When Joe Biden exits the 2020 race, I expect he takes with him a distinctly twentieth century campaign style. Ten days ago in Iowa the Biden campaign rallied in the Hiatt Middle School. Precinct captains, younger voters and the demographically photogenic sat behind the candidate equipped with IOWA FOR BIDEN and IFFA Firefighters for Biden placards. The rest of us stood in front of a riser.

The candidate entered stage right. But only after extended remarks from his sister Valerie Biden Owens, Harold Schaitberger, the President of the International Association of Firefighters, Cedric Richmond, Louisiana Congressman and campaign co-chairman, Iowa Congresswomen Cynthia Axne and Abby Finkenauer, the former governor, Agriculture Secretary and Iowa political icon Tom Vilsack and his politically potent wife Christie, and then Biden’s wife Jill. Interspersed were short videos on screens hung on opposite walls at eye level, and thus unviewable to anyone in the SRO crowd not standing nearest them.

Once the candidate took the stage his first eight minutes comprised thanking still other politicians, including former Senators Dodd, Kerry and Kerrey who were traveling with him. The former VP was heckled twice, the first time for accepting oil money, and I couldn’t hear the point of the second heckler. Eventually Joe Biden got round to his message, which, abridged, was: Trump, egregious. Obama and me, Obama and me, Obama and me. And I won’t let Trump continue to happen to my country.

In contrast the Yang campaign filled a Marriott ballroom. Preliminary music and flag-waving. At the appointed hour a single warm-up speaker shared three or four minutes of remarks, the candidate promptly followed, strode across the stage and did his well-rehearsed twenty, twenty-five minute rap, an inspirational thing, got on, got off, music swelled, event done.
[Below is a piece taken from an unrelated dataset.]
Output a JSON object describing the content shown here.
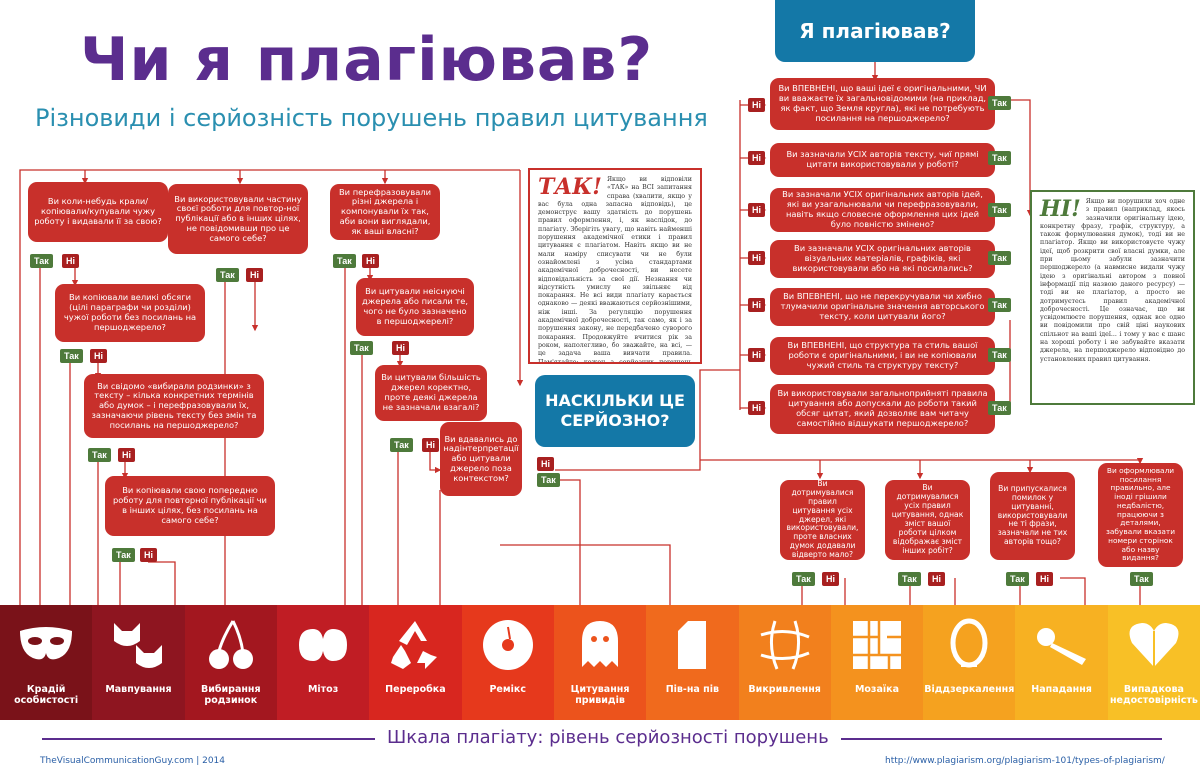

Across town a Buttigieg rally exhibited the same production values at Lincoln High School. His well-rehearsed amen corner, already in place before the crowd was led in, stood and swayed and chanted and cheered. A brief set-up, then the candidate was there, more substantive and less inspirational than Yang (in their respective styles), fishing a mildly gimmicky handful of questions from a bowl. And then he was gone.

The 2020 attention span appreciates the approach of Yang and Buttigieg.

I feel desperately sorry for a good and decent Joe Biden whose initial candidacy, for the 1988 nomination, I expected to support until it was cut short by that darned plagarism thing.

The New Hampshire primary was last night. Correctly anticipating disaster, Biden fled to Columbia, South Carolina earlier in the day, from which he attempted to diminish his fifth-place finish. Following his wife, who often introduces him, he introduced himself as “Joe Biden’s husband” and pledged himself as the savior of minorities, or maybe even not a white male himself. “Our votes count, too,” he declared, identifying himself with minorities.

He went on about “all these candidates who have beaten incumbents, like Bill Clinton, Barack Obama….” Joe Biden was Barack Obama’s running mate. Barack Obama defeated John McCain in 1988. John McCain was not an incumbent.

All this was predictable and it was widely predicted.

On the strength of his name and his career, Biden teased his entrance to the race long past the other candidates before finally committing to the race less than ten months ago. I wish he hadn’t. Lots of moderates in the Democratic Party wish he hadn’t. He and his family surely must wish he hadn’t, too.

Early lessons after Iowa and New Hampshire:

• Small states, where retail politics works, are important and help to set expectations for the later paid-media-driven larger states.

• Joe Biden floated atop slow-to-move national polls for far too long, while the dynamics of important early state polls shifted radically. Early state outcomes radically change national momentum. Memo for next time: Discount national polls. Pay attention to early states.

• Pete Buttigieg is sharp, mostly hits all the right notes, and will remain sharp even at age 42, four years from now.

• Amy Klobuchar extends the Happy Warrior legacy of Minnesota politics. She’s demonstratively uplifting. After her better than expected performance in New Hampshire she desperately needs a thorough polishing by state-of-the-art political operatives, and in a hurry.